Mining for the Common Good
Churches are often present in communities affected by mining and often provide the main structures in those societies. The MFRI was established to provide support and structure to these conversations. It includes the Church of England and the Methodist Church as members, and it works closely with the Catholic Church. The MFRI is open to engaging with leaders of other faiths.
The overall theme of the conversations has been how to ensure mining can help everyone flourish. The churches often talk about how mining can promote the ‘common good’. However, the concept of the common good resists a precise and comprehensive definition. There is no ‘common good toolkit’ which can be applied to mining or to any other industry. The three churches share an intellectual tradition that values the dignity of the individual, the welfare of communities and care for the environment of our common home.
This can be seen in the Bible, from the book of Genesis onwards.

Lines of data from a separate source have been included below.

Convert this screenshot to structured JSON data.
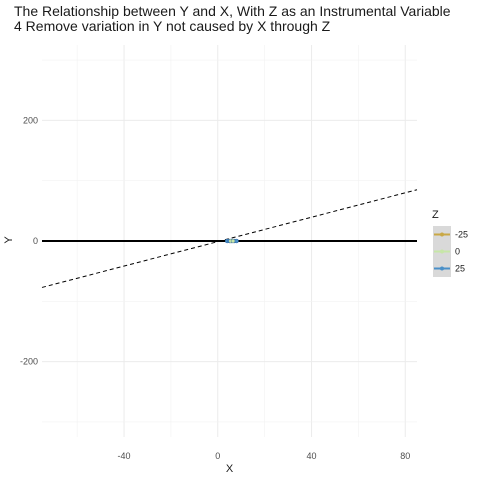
{
  "chart_data": {
    "type": "scatter",
    "title": "The Relationship between Y and X, With Z as an Instrumental Variable",
    "subtitle": "4 Remove variation in Y not caused by X through Z",
    "xlabel": "X",
    "ylabel": "Y",
    "xlim": [
      -75,
      85
    ],
    "ylim": [
      -325,
      325
    ],
    "x_ticks": [
      -40,
      0,
      40,
      80
    ],
    "y_ticks": [
      -200,
      0,
      200
    ],
    "grid": true,
    "legend": {
      "title": "Z",
      "position": "right",
      "entries": [
        {
          "label": "-25",
          "color": "#c9a845"
        },
        {
          "label": "0",
          "color": "#c7e6a8"
        },
        {
          "label": "25",
          "color": "#4a90c8"
        }
      ]
    },
    "points": [
      {
        "x": 4,
        "y": 0,
        "z": 25
      },
      {
        "x": 5,
        "y": 0,
        "z": 25
      },
      {
        "x": 6,
        "y": 0,
        "z": 25
      },
      {
        "x": 7,
        "y": 0,
        "z": 25
      },
      {
        "x": 8,
        "y": 0,
        "z": 25
      },
      {
        "x": 5.5,
        "y": 0,
        "z": 0
      },
      {
        "x": 6.5,
        "y": 0,
        "z": 0
      }
    ],
    "lines": [
      {
        "style": "solid",
        "color": "#000000",
        "x": [
          -75,
          85
        ],
        "y": [
          0,
          0
        ]
      },
      {
        "style": "dashed",
        "color": "#000000",
        "x": [
          -75,
          85
        ],
        "y": [
          -77,
          85
        ]
      }
    ]
  }
}
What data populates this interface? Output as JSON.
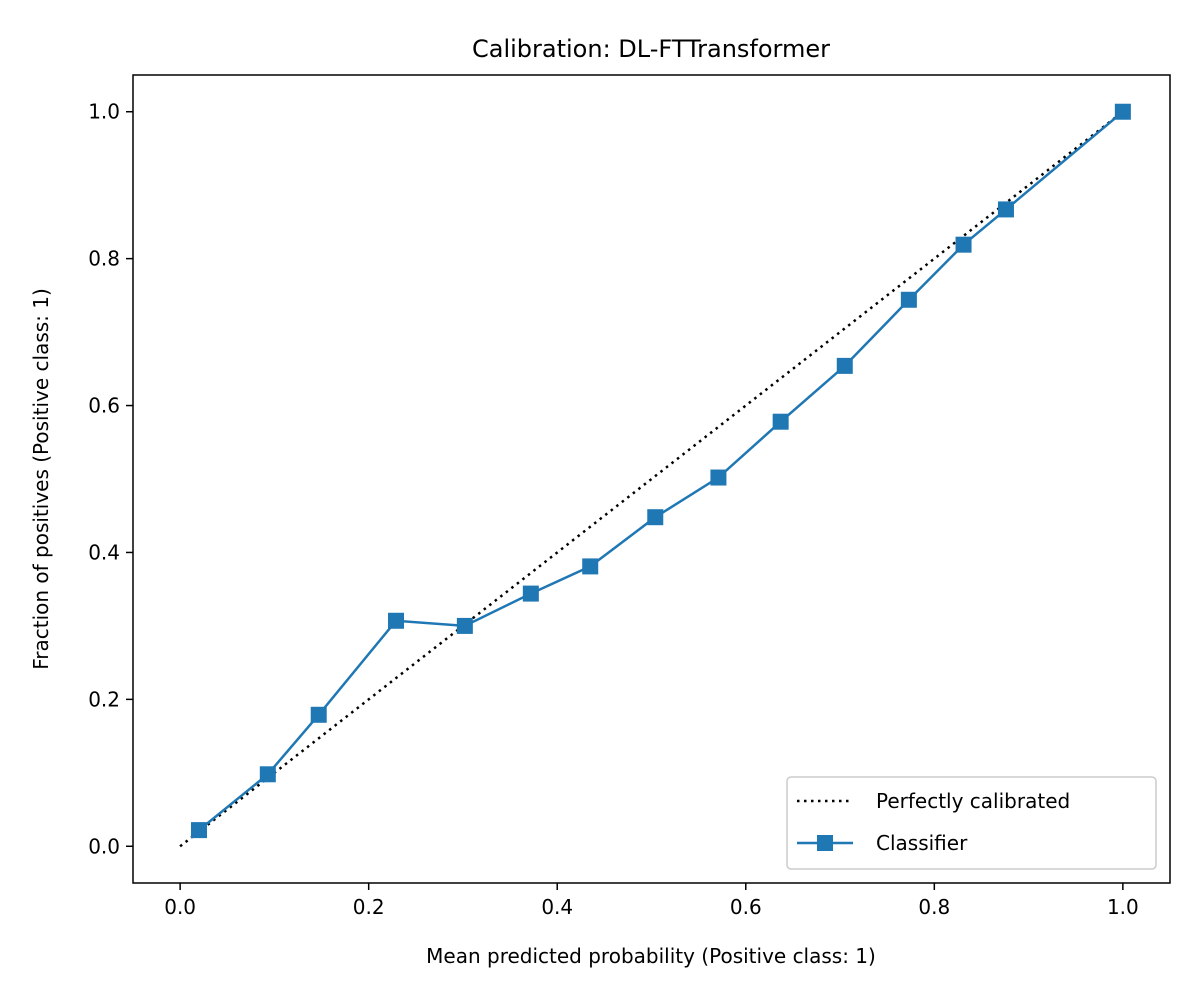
{
  "chart_data": {
    "type": "line",
    "title": "Calibration: DL-FTTransformer",
    "xlabel": "Mean predicted probability (Positive class: 1)",
    "ylabel": "Fraction of positives (Positive class: 1)",
    "xlim": [
      -0.05,
      1.05
    ],
    "ylim": [
      -0.05,
      1.05
    ],
    "xticks": [
      0.0,
      0.2,
      0.4,
      0.6,
      0.8,
      1.0
    ],
    "xtick_labels": [
      "0.0",
      "0.2",
      "0.4",
      "0.6",
      "0.8",
      "1.0"
    ],
    "yticks": [
      0.0,
      0.2,
      0.4,
      0.6,
      0.8,
      1.0
    ],
    "ytick_labels": [
      "0.0",
      "0.2",
      "0.4",
      "0.6",
      "0.8",
      "1.0"
    ],
    "grid": false,
    "legend_position": "lower-right",
    "series": [
      {
        "name": "Perfectly calibrated",
        "style": "dotted",
        "marker": "none",
        "color": "#000000",
        "x": [
          0.0,
          1.0
        ],
        "y": [
          0.0,
          1.0
        ]
      },
      {
        "name": "Classifier",
        "style": "solid",
        "marker": "square",
        "color": "#1f77b4",
        "x": [
          0.02,
          0.093,
          0.147,
          0.229,
          0.302,
          0.372,
          0.435,
          0.504,
          0.571,
          0.637,
          0.705,
          0.773,
          0.831,
          0.876,
          1.0
        ],
        "y": [
          0.022,
          0.098,
          0.179,
          0.307,
          0.3,
          0.344,
          0.381,
          0.448,
          0.502,
          0.578,
          0.654,
          0.744,
          0.819,
          0.867,
          1.0
        ]
      }
    ]
  }
}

Each person is made in the image of God and should be recognised as such. We are created to be in fellowship, with God, and with each other where we support each other. We are stewards of God’s creation, the basis of our relationship with the earth. In a broad sense, the common good is promoted when these principles and relationships, which have been damaged by sin, are realised in practice.

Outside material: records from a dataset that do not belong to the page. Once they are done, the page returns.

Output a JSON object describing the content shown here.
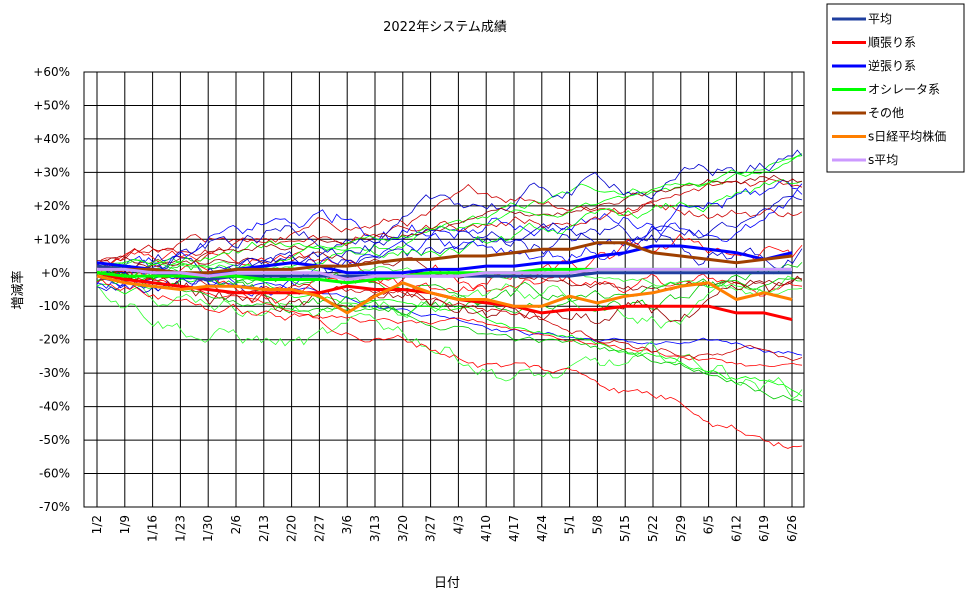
{
  "chart_data": {
    "type": "line",
    "title": "2022年システム成績",
    "xlabel": "日付",
    "ylabel": "増減率",
    "x": [
      "1/2",
      "1/9",
      "1/16",
      "1/23",
      "1/30",
      "2/6",
      "2/13",
      "2/20",
      "2/27",
      "3/6",
      "3/13",
      "3/20",
      "3/27",
      "4/3",
      "4/10",
      "4/17",
      "4/24",
      "5/1",
      "5/8",
      "5/15",
      "5/22",
      "5/29",
      "6/5",
      "6/12",
      "6/19",
      "6/26"
    ],
    "ylim": [
      -70,
      60
    ],
    "yticks": [
      "-70%",
      "-60%",
      "-50%",
      "-40%",
      "-30%",
      "-20%",
      "-10%",
      "+0%",
      "+10%",
      "+20%",
      "+30%",
      "+40%",
      "+50%",
      "+60%"
    ],
    "grid": true,
    "legend_position": "top-right",
    "series": [
      {
        "name": "平均",
        "color": "#1F3F9F",
        "values": [
          2,
          1,
          0,
          -1,
          -2,
          -1,
          -1,
          -1,
          -1,
          -1,
          -1,
          -1,
          -1,
          -1,
          -1,
          -1,
          -1,
          -1,
          0,
          0,
          0,
          0,
          0,
          0,
          0,
          0
        ]
      },
      {
        "name": "順張り系",
        "color": "#FF0000",
        "values": [
          0,
          -2,
          -3,
          -4,
          -5,
          -6,
          -6,
          -6,
          -6,
          -4,
          -5,
          -5,
          -6,
          -8,
          -9,
          -10,
          -12,
          -11,
          -11,
          -10,
          -10,
          -10,
          -10,
          -12,
          -12,
          -14
        ]
      },
      {
        "name": "逆張り系",
        "color": "#0000FF",
        "values": [
          3,
          2,
          1,
          0,
          -1,
          1,
          2,
          3,
          2,
          0,
          0,
          0,
          1,
          1,
          2,
          2,
          3,
          3,
          5,
          6,
          8,
          8,
          7,
          6,
          4,
          6
        ]
      },
      {
        "name": "オシレータ系",
        "color": "#00FF00",
        "values": [
          0,
          -1,
          -1,
          -1,
          -1,
          -1,
          -2,
          -2,
          -2,
          -3,
          -2,
          -1,
          0,
          0,
          0,
          0,
          1,
          1,
          1,
          1,
          1,
          1,
          1,
          1,
          1,
          1
        ]
      },
      {
        "name": "その他",
        "color": "#9F3F00",
        "values": [
          1,
          1,
          1,
          0,
          0,
          1,
          1,
          1,
          2,
          2,
          3,
          4,
          4,
          5,
          5,
          6,
          7,
          7,
          9,
          9,
          6,
          5,
          4,
          3,
          4,
          5
        ]
      },
      {
        "name": "s日経平均株価",
        "color": "#FF7F00",
        "values": [
          -1,
          -3,
          -4,
          -5,
          -4,
          -4,
          -5,
          -5,
          -7,
          -12,
          -7,
          -3,
          -6,
          -8,
          -8,
          -10,
          -10,
          -7,
          -9,
          -7,
          -6,
          -4,
          -3,
          -8,
          -6,
          -8
        ]
      },
      {
        "name": "s平均",
        "color": "#CC99FF",
        "values": [
          1,
          1,
          0,
          0,
          -1,
          0,
          0,
          0,
          0,
          -2,
          -1,
          -1,
          -1,
          -1,
          0,
          0,
          0,
          0,
          1,
          1,
          1,
          1,
          1,
          1,
          1,
          1
        ]
      }
    ]
  }
}
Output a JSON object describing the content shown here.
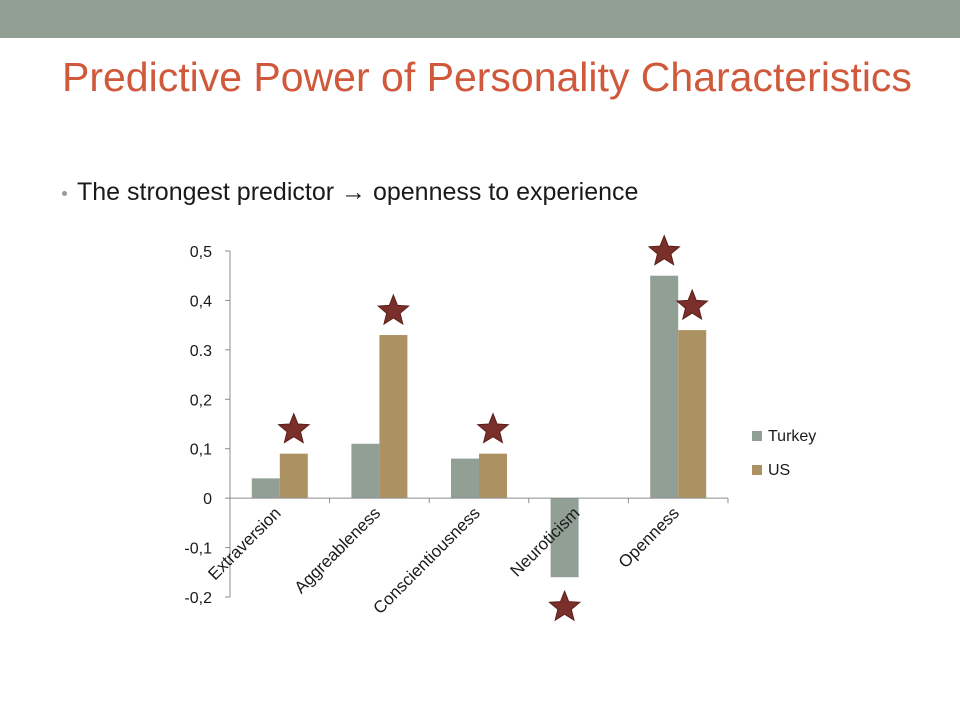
{
  "slide": {
    "title": "Predictive Power of Personality Characteristics",
    "bullet": "The strongest predictor  → openness to experience",
    "accent_color": "#d0593b",
    "top_bar_color": "#919f95"
  },
  "chart_data": {
    "type": "bar",
    "title": "",
    "xlabel": "",
    "ylabel": "",
    "categories": [
      "Extraversion",
      "Aggreableness",
      "Conscientiousness",
      "Neuroticism",
      "Openness"
    ],
    "series": [
      {
        "name": "Turkey",
        "color": "#919f95",
        "values": [
          0.04,
          0.11,
          0.08,
          -0.16,
          0.45
        ]
      },
      {
        "name": "US",
        "color": "#ac9163",
        "values": [
          0.09,
          0.33,
          0.09,
          0.0,
          0.34
        ]
      }
    ],
    "ylim": [
      -0.2,
      0.5
    ],
    "yticks": [
      0.5,
      0.4,
      0.3,
      0.2,
      0.1,
      0,
      -0.1,
      -0.2
    ],
    "ytick_labels": [
      "0,5",
      "0,4",
      "0.3",
      "0,2",
      "0,1",
      "0",
      "-0,1",
      "-0,2"
    ],
    "grid": false,
    "legend": "right",
    "star_markers": [
      {
        "category": "Extraversion",
        "series": "US"
      },
      {
        "category": "Aggreableness",
        "series": "US"
      },
      {
        "category": "Conscientiousness",
        "series": "US"
      },
      {
        "category": "Neuroticism",
        "series": "Turkey"
      },
      {
        "category": "Openness",
        "series": "Turkey"
      },
      {
        "category": "Openness",
        "series": "US"
      }
    ],
    "star_color": "#7b2f2a"
  }
}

The Christian worldview centres around the ministry, death, and resurrection of Jesus Christ. Christians look towards the new creation, the ultimate fulfilment of the common good. The churches can talk interchangeably about the common good and social justice, often depending on the churches’ specific traditions.
Social injustice, such as the harming of communities, is sin and, as with individuals, requires repentance (a change of behaviour) and (hopefully) forgiveness and restoration. Where the interests of individuals, families, society, and social institutions such as businesses, in this and future generations, are brought together, it can generally be said that we are acting in the common good.

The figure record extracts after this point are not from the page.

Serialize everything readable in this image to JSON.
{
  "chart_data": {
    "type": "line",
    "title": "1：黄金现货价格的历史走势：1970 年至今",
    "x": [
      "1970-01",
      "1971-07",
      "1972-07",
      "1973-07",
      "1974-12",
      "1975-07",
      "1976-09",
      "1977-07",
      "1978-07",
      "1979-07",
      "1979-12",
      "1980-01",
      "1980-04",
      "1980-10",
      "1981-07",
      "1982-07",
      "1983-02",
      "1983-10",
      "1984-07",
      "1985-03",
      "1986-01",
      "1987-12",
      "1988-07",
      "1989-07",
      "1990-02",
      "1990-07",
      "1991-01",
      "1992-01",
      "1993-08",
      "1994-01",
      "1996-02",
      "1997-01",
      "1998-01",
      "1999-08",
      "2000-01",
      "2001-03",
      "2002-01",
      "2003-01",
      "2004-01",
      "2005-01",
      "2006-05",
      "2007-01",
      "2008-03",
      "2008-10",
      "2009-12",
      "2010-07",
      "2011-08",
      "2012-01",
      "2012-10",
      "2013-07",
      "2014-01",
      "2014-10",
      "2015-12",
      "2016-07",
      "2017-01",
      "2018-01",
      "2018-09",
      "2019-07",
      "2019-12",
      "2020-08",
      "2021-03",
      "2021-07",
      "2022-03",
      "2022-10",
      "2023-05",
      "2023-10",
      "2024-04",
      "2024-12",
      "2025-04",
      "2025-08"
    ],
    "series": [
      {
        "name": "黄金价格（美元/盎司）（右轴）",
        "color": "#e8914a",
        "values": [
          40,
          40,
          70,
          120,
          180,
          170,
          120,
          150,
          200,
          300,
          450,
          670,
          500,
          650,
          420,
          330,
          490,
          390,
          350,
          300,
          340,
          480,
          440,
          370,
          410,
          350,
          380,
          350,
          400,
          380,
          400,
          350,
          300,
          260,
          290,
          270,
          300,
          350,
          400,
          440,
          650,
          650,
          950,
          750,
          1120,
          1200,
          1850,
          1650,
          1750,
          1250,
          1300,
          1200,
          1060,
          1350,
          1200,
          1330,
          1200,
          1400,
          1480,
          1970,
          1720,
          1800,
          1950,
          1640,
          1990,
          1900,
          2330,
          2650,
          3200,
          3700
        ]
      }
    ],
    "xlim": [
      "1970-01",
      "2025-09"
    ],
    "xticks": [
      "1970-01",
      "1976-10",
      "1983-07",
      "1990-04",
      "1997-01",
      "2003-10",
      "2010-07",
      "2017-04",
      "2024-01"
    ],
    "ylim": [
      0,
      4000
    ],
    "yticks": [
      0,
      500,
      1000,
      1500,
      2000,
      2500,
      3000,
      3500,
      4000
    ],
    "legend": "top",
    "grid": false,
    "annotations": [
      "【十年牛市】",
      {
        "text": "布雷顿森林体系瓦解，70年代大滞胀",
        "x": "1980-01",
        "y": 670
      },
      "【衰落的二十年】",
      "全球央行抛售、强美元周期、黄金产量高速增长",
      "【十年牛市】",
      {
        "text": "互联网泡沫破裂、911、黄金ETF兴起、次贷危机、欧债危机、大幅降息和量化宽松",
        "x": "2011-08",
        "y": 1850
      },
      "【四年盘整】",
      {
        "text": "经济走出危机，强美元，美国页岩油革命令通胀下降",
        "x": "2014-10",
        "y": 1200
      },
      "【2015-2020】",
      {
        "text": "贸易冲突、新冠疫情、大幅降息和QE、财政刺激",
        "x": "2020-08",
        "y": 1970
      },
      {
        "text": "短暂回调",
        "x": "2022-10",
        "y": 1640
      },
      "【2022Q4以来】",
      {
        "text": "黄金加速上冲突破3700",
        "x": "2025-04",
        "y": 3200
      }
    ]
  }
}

When people talk about the common good, this is usually with a belief that benefits can accrue to a society which are more than the sum of their parts. Concepts closely related to the common good include justice (including human rights), inclusivity, participation, development and security, and care for the environment of our common home.
In his Address to participants of the Vatican meeting on ‘Mining and the Common Good’ in 2019, Pope Francis looked at what the common good implied for mining.
In essence the message was:
- Mining should be at the service of the entire human community
- Mining should be at the service of the human person and not vice versa
- Mining should go beyond social responsibility and “lead to the integral human development of each and every person and of the entire community”
- The implementation of a circular economy needs to be encouraged
The churches participate in and encourage dialogue; identify moral responsibilities, including the personal responsibilities of those involved in mining; and help identify the actions needed to promote development; to “do good and avoid evil”.
The churches are committed to listen and seek to better understand both people in local communities and in the mining industry and they are open to being challenged about their own role and statements about mining.
The churches will often want to exercise their ‘ministry of reconciliation’ to bring people together (and ultimately to encourage people to be reconciled to God), and to speak truth in charity, in the interests of the poorest in society. The language used by churches can sometimes seem very different to the language used in business or politics, even when talking about the same things. Any dialogue with the churches is likely to include elements of (indeed be based on) the message of the Christian gospel and spiritual reflection.
The churches and mining companies are expected to remain in dialogue, in different forums; globally, nationally and at a local level. The MFRI will continue to support faith and mining leaders entering into these conversations to increase understanding of how mining can further the common good through genuine, practical and sustainable change.